Esteban Ocon a déclaré qu’il «pouvait comprendre» les troubles que Lewis Hamilton a depuis que la saison de Formule 1 actuelle a commencé au milieu de ses difficultés à s’adapter à Ferrari.
Hamilton a été dans une position invite, équilibrant une intégration dans un nouvel environnement avec un SF-25 délicat, qui a jusqu’à présent décevait la performance.
Mis à part une victoire de sprint en Chine, Hamilton n’a pas trouvé de juste milieu avec la voiture, qui le voit septième dans le championnat des pilotes, 90 points à la dérive du sommet.

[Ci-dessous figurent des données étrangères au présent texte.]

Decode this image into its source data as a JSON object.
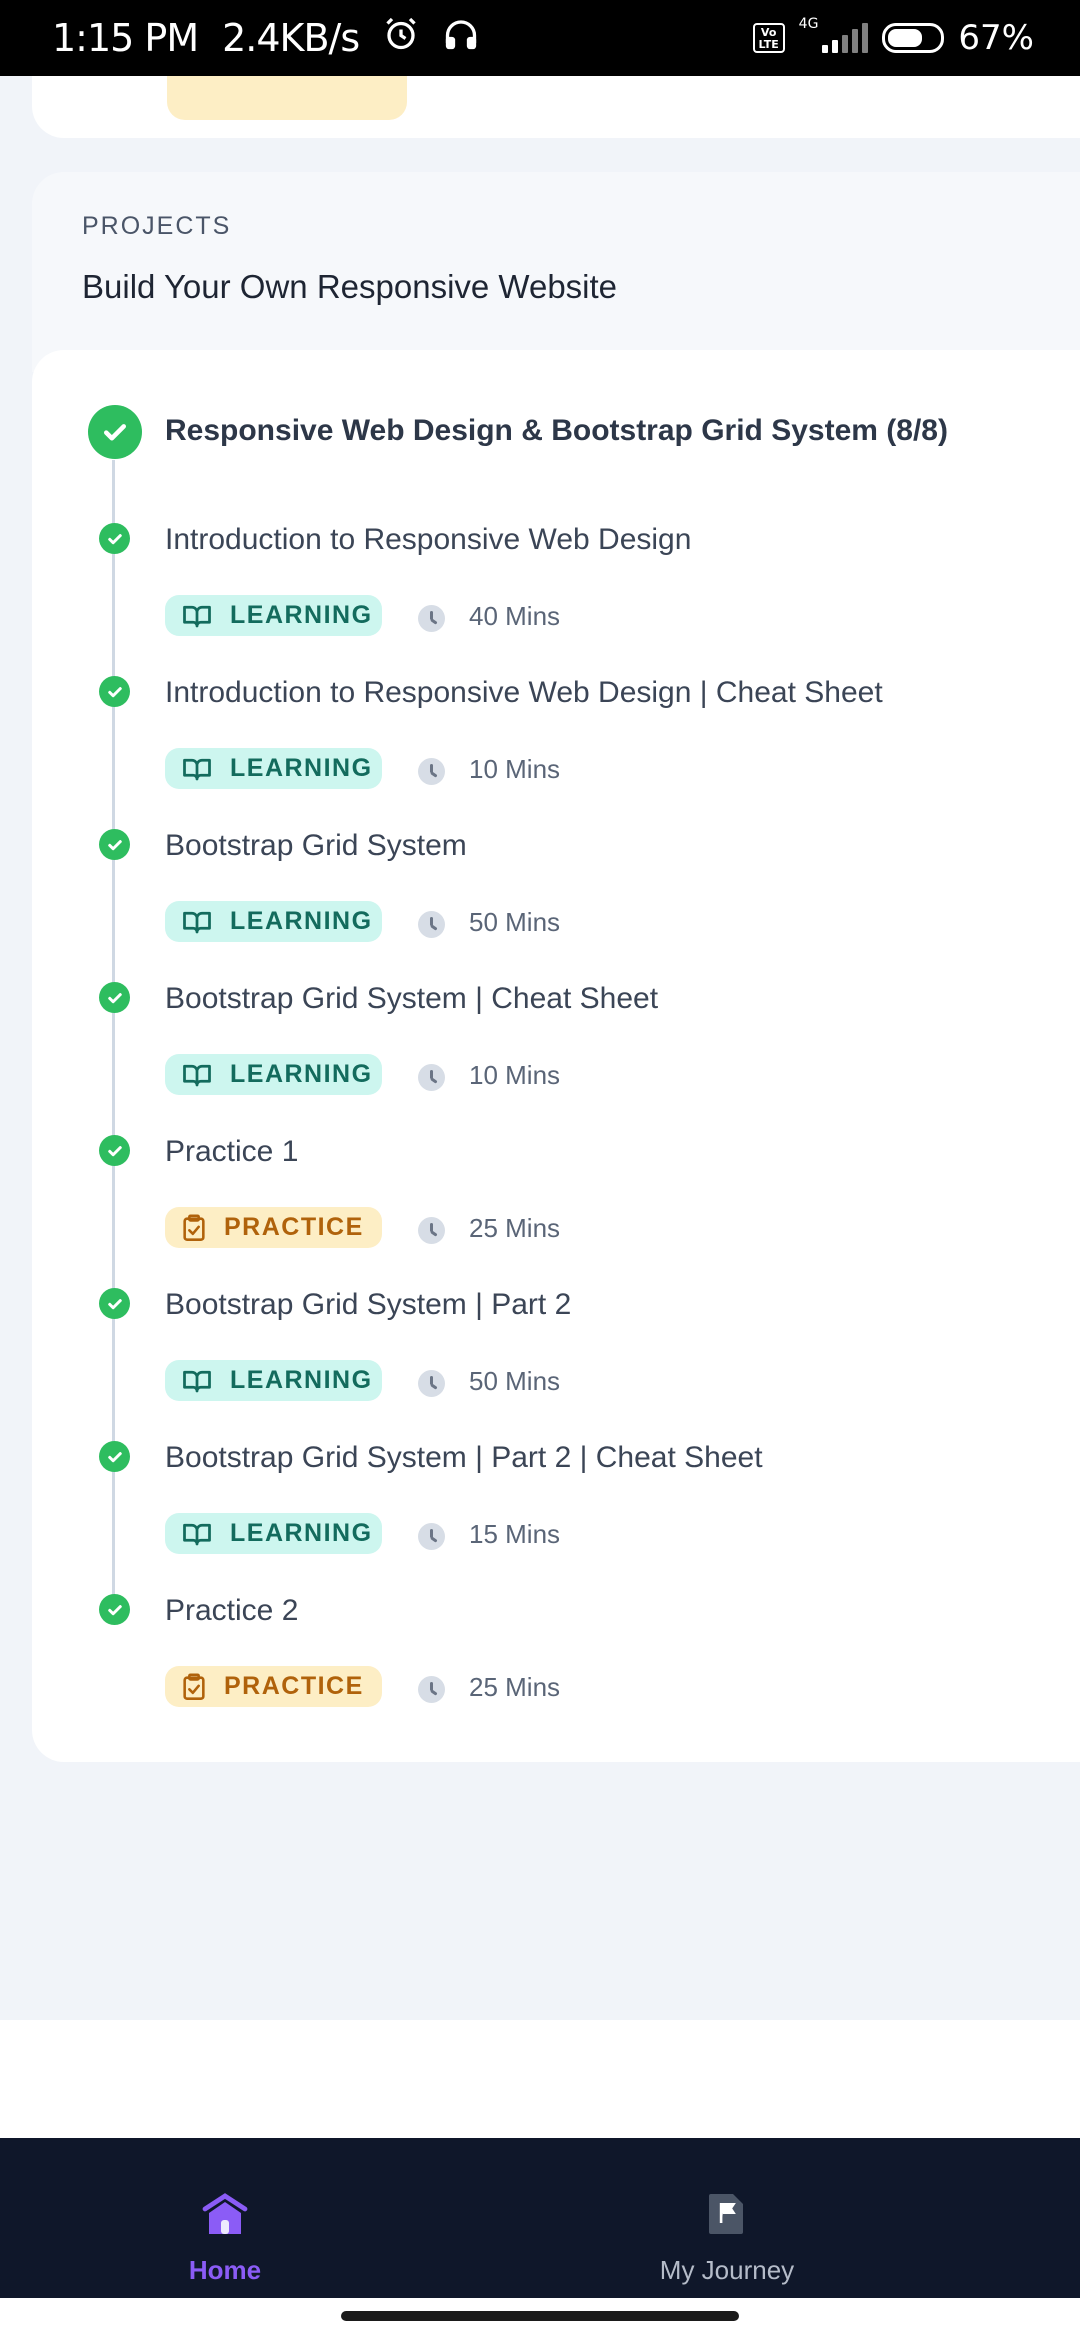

Ocon, qui s’intégre également dans une nouvelle partie sous la forme de Haas, a admis qu’il pouvait sympathiser avec le processus d’acclimatation difficile que Hamilton traverse.
« C’est très difficile, surtout lorsque vous changez de philosophie de voiture », a déclaré Ocon à des médias, y compris Semaine de sport automobile.
«La voiture Haas et la voiture Ferrari ont beaucoup de similitudes, donc je peux m’identifier à Lewis de ce côté.
«J’ai également conduit la Mercedes dans le passé, c’est donc une façon très différente de conduire la voiture ou d’extraire le potentiel de celui-ci.
« La voiture est très différente, il n’est donc pas facile à certainement s’adapter à cela. Mais je suis sûr qu’il trouvera un moyen très rapidement. »
L’expérience approfondie de Hamilton un obstacle
L’un des problèmes évidents pour Hamilton a été de déménager dans une toute nouvelle équipe après si longtemps avec la même, après avoir terminé 12 saisons avec Mercedes.
Lorsqu’on lui a demandé s’il pensait que Hamilton pouvait utiliser son expérience pour surmonter les problèmes auxquels il est confronté, OCon a déclaré que ses années en F1 pourraient en fait être un obstacle.
« C’est plus la manière opposée », a-t-il déclaré. «
«Je pense que si vous venez de formules juniors et que vous allez directement dans cette voiture, vous mettez tout ce que vous avez appris et vous y allez et vous apprenez à nouveau une nouvelle chose.
«Maintenant, avec notre expérience, Lewis a beaucoup plus d’expérience que moi, il a conduit beaucoup de voitures différentes, mais aussi beaucoup des mêmes depuis longtemps.
«Je peux comprendre pourquoi ce n’est pas facile et je sais aussi que ce n’est pas facile pour moi ou pour Carlos (Sainz, chez Williams), mais nous y arriverons.»